Congratulations! What a spectacular dog!


----------



## patk (Jun 13, 2013)

uh oh. looks like i have to post this again:

:canada::canada::canada::first:


i hope you realize that the canada emoji is right next to the cannabis one. better hope my dyslexia doesn't kick in!

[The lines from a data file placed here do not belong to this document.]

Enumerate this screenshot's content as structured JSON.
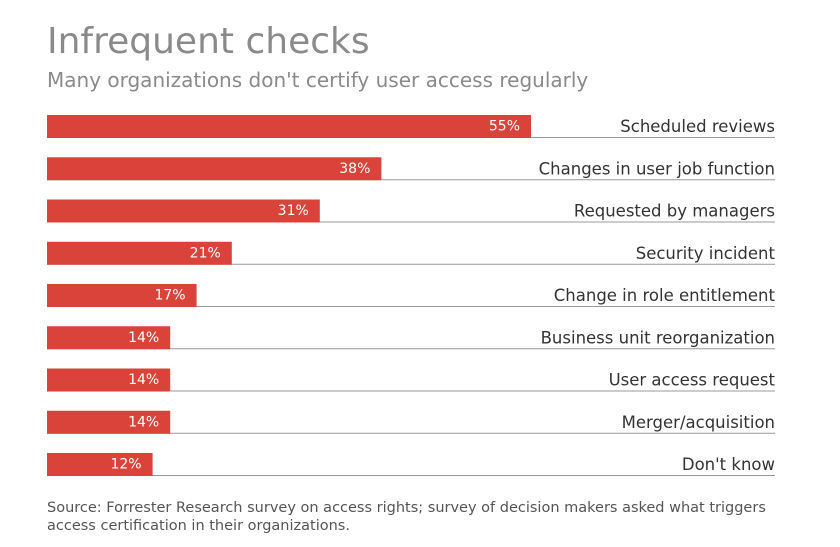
{
  "title": "Infrequent checks",
  "subtitle": "Many organizations don't certify user access regularly",
  "source": "Source: Forrester Research survey on access rights; survey of decision makers asked what triggers access certification in their organizations.",
  "colors": {
    "bar": "#d9433a",
    "value_label": "#ffffff",
    "category_label": "#333333",
    "divider": "#999999"
  },
  "chart_data": {
    "type": "bar",
    "orientation": "horizontal",
    "title": "Infrequent checks",
    "subtitle": "Many organizations don't certify user access regularly",
    "categories": [
      "Scheduled reviews",
      "Changes in user job function",
      "Requested by managers",
      "Security incident",
      "Change in role entitlement",
      "Business unit reorganization",
      "User access request",
      "Merger/acquisition",
      "Don't know"
    ],
    "values": [
      55,
      38,
      31,
      21,
      17,
      14,
      14,
      14,
      12
    ],
    "value_labels": [
      "55%",
      "38%",
      "31%",
      "21%",
      "17%",
      "14%",
      "14%",
      "14%",
      "12%"
    ],
    "unit": "%",
    "xlim": [
      0,
      55
    ],
    "grid": false,
    "legend": "none"
  }
}
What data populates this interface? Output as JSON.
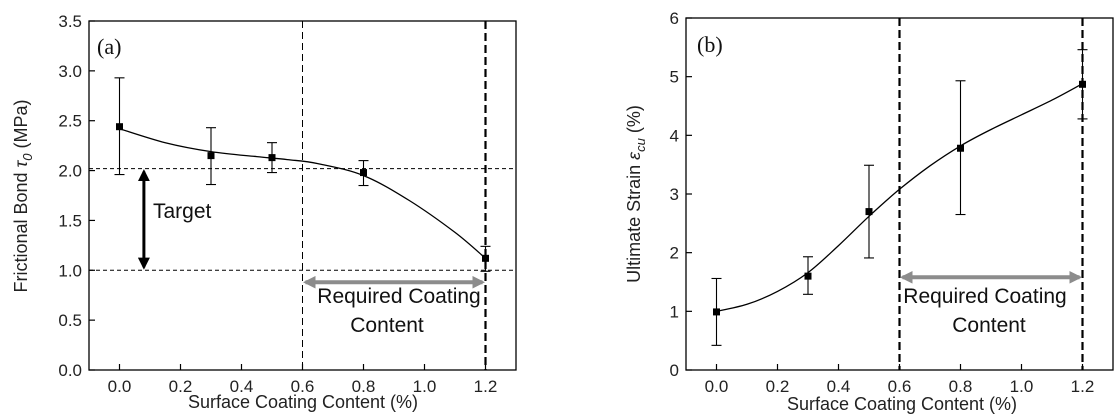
{
  "chart_data": [
    {
      "type": "scatter",
      "panel_label": "(a)",
      "xlabel": "Surface Coating Content (%)",
      "ylabel_main": "Frictional Bond ",
      "ylabel_symbol": "τ",
      "ylabel_sub": "0",
      "ylabel_unit": " (MPa)",
      "xlim": [
        -0.1,
        1.3
      ],
      "ylim": [
        0.0,
        3.5
      ],
      "xticks": [
        "0.0",
        "0.2",
        "0.4",
        "0.6",
        "0.8",
        "1.0",
        "1.2"
      ],
      "yticks": [
        "0.0",
        "0.5",
        "1.0",
        "1.5",
        "2.0",
        "2.5",
        "3.0",
        "3.5"
      ],
      "points": [
        {
          "x": 0.0,
          "y": 2.44,
          "err_low": 1.96,
          "err_high": 2.93
        },
        {
          "x": 0.3,
          "y": 2.15,
          "err_low": 1.86,
          "err_high": 2.43
        },
        {
          "x": 0.5,
          "y": 2.13,
          "err_low": 1.98,
          "err_high": 2.28
        },
        {
          "x": 0.8,
          "y": 1.98,
          "err_low": 1.85,
          "err_high": 2.1
        },
        {
          "x": 1.2,
          "y": 1.12,
          "err_low": 0.99,
          "err_high": 1.24
        }
      ],
      "fit_curve": [
        [
          0.0,
          2.42
        ],
        [
          0.15,
          2.28
        ],
        [
          0.3,
          2.19
        ],
        [
          0.45,
          2.14
        ],
        [
          0.55,
          2.11
        ],
        [
          0.65,
          2.07
        ],
        [
          0.8,
          1.95
        ],
        [
          0.95,
          1.7
        ],
        [
          1.1,
          1.38
        ],
        [
          1.2,
          1.12
        ]
      ],
      "reference_lines": {
        "horizontal": [
          2.02,
          1.0
        ],
        "vertical_thin": 0.6,
        "vertical_bold": 1.2
      },
      "arrows": {
        "target_label": "Target",
        "target_x": 0.08,
        "target_y_range": [
          1.0,
          2.02
        ],
        "range_x": [
          0.6,
          1.2
        ],
        "range_y": 0.88
      },
      "annotation": [
        "Required Coating",
        "Content"
      ]
    },
    {
      "type": "scatter",
      "panel_label": "(b)",
      "xlabel": "Surface Coating Content (%)",
      "ylabel_main": "Ultimate Strain ",
      "ylabel_symbol": "ε",
      "ylabel_sub": "cu",
      "ylabel_unit": " (%)",
      "xlim": [
        -0.1,
        1.3
      ],
      "ylim": [
        0,
        6
      ],
      "xticks": [
        "0.0",
        "0.2",
        "0.4",
        "0.6",
        "0.8",
        "1.0",
        "1.2"
      ],
      "yticks": [
        "0",
        "1",
        "2",
        "3",
        "4",
        "5",
        "6"
      ],
      "points": [
        {
          "x": 0.0,
          "y": 0.99,
          "err_low": 0.42,
          "err_high": 1.56
        },
        {
          "x": 0.3,
          "y": 1.6,
          "err_low": 1.29,
          "err_high": 1.93
        },
        {
          "x": 0.5,
          "y": 2.7,
          "err_low": 1.91,
          "err_high": 3.49
        },
        {
          "x": 0.8,
          "y": 3.78,
          "err_low": 2.65,
          "err_high": 4.93
        },
        {
          "x": 1.2,
          "y": 4.87,
          "err_low": 4.28,
          "err_high": 5.46
        }
      ],
      "fit_curve": [
        [
          0.0,
          1.0
        ],
        [
          0.1,
          1.12
        ],
        [
          0.2,
          1.34
        ],
        [
          0.3,
          1.66
        ],
        [
          0.4,
          2.12
        ],
        [
          0.5,
          2.62
        ],
        [
          0.6,
          3.08
        ],
        [
          0.7,
          3.48
        ],
        [
          0.8,
          3.82
        ],
        [
          0.9,
          4.1
        ],
        [
          1.0,
          4.35
        ],
        [
          1.1,
          4.6
        ],
        [
          1.2,
          4.88
        ]
      ],
      "reference_lines": {
        "horizontal": [],
        "vertical_thin": null,
        "vertical_bold": [
          0.6,
          1.2
        ]
      },
      "arrows": {
        "range_x": [
          0.6,
          1.2
        ],
        "range_y": 1.58
      },
      "annotation": [
        "Required Coating",
        "Content"
      ]
    }
  ]
}
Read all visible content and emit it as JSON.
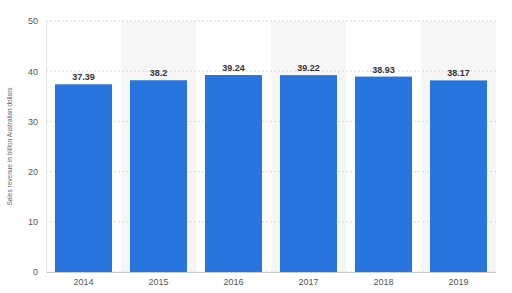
{
  "chart_data": {
    "type": "bar",
    "y_label": "Sales revenue in billion Australian dollars",
    "categories": [
      "2014",
      "2015",
      "2016",
      "2017",
      "2018",
      "2019"
    ],
    "values": [
      37.39,
      38.2,
      39.24,
      39.22,
      38.93,
      38.17
    ],
    "color": "#2876dd",
    "ylim": [
      0,
      50
    ],
    "yticks": [
      0,
      10,
      20,
      30,
      40,
      50
    ],
    "grid": true,
    "data_labels": true
  }
}
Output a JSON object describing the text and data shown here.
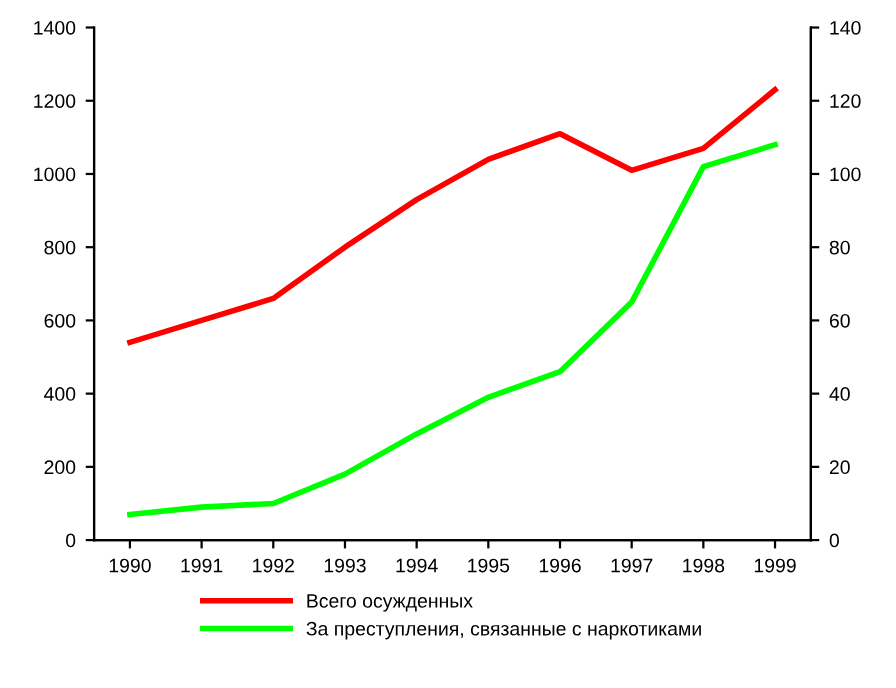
{
  "chart_data": {
    "type": "line",
    "categories": [
      "1990",
      "1991",
      "1992",
      "1993",
      "1994",
      "1995",
      "1996",
      "1997",
      "1998",
      "1999"
    ],
    "series": [
      {
        "name": "Всего осужденных",
        "color": "#ff0000",
        "values": [
          540,
          600,
          660,
          800,
          930,
          1040,
          1110,
          1010,
          1070,
          1230
        ]
      },
      {
        "name": "За преступления, связанные с наркотиками",
        "color": "#00ff00",
        "axis": "y2",
        "values": [
          7,
          9,
          10,
          18,
          29,
          39,
          46,
          65,
          102,
          108
        ]
      }
    ],
    "ylim": [
      0,
      1400
    ],
    "yticks": [
      0,
      200,
      400,
      600,
      800,
      1000,
      1200,
      1400
    ],
    "y2lim": [
      0,
      140
    ],
    "y2ticks": [
      0,
      20,
      40,
      60,
      80,
      100,
      120,
      140
    ],
    "grid": false,
    "legend": "bottom",
    "marker": "none",
    "line_style": "solid"
  }
}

congrats again to a beautiful boy.


----------



## ArreauStandardPoodle (Sep 1, 2009)

patk said:


> uh oh. looks like i have to post this again:
> 
> :canada::canada::canada::first:
> 
> ...


Hahahaha! It would be ok. After hanging out with tons of potheads, I am pro legalization, so would not be remotely offended. Although people might get the wrong idea...Thanks for the giggle!


----------



## Charmed (Aug 4, 2014)

Congratulations. It is so sweet when it is finally official. Handsome boy!


----------



## UKtwa (Jan 8, 2015)

a big congrats. beautiful


----------



## Carolinek (Apr 2, 2014)

Many congratulations! He is one handsome boy.


----------



## MollyMuiMa (Oct 13, 2012)




----------



## Suddenly (Aug 8, 2013)

Way to go.? a big Congratulations.


----------



## schpeckie (Jun 29, 2010)

Congratulations! Jamieson is one stunning boy!

Sylvia & the Girls!


----------



## cindyreef (Sep 28, 2012)

Congrats. You should be so proud.  Wow! He is stunning.


----------



## mom2m (Dec 24, 2014)

AWESOME! Congratulations!


----------



## ArreauStandardPoodle (Sep 1, 2009)

We are beyond thrilled. Now we are getting him ready for PCA and a trip from there to Canada in pursuit of his Canadian Championship. He is a special boy!


----------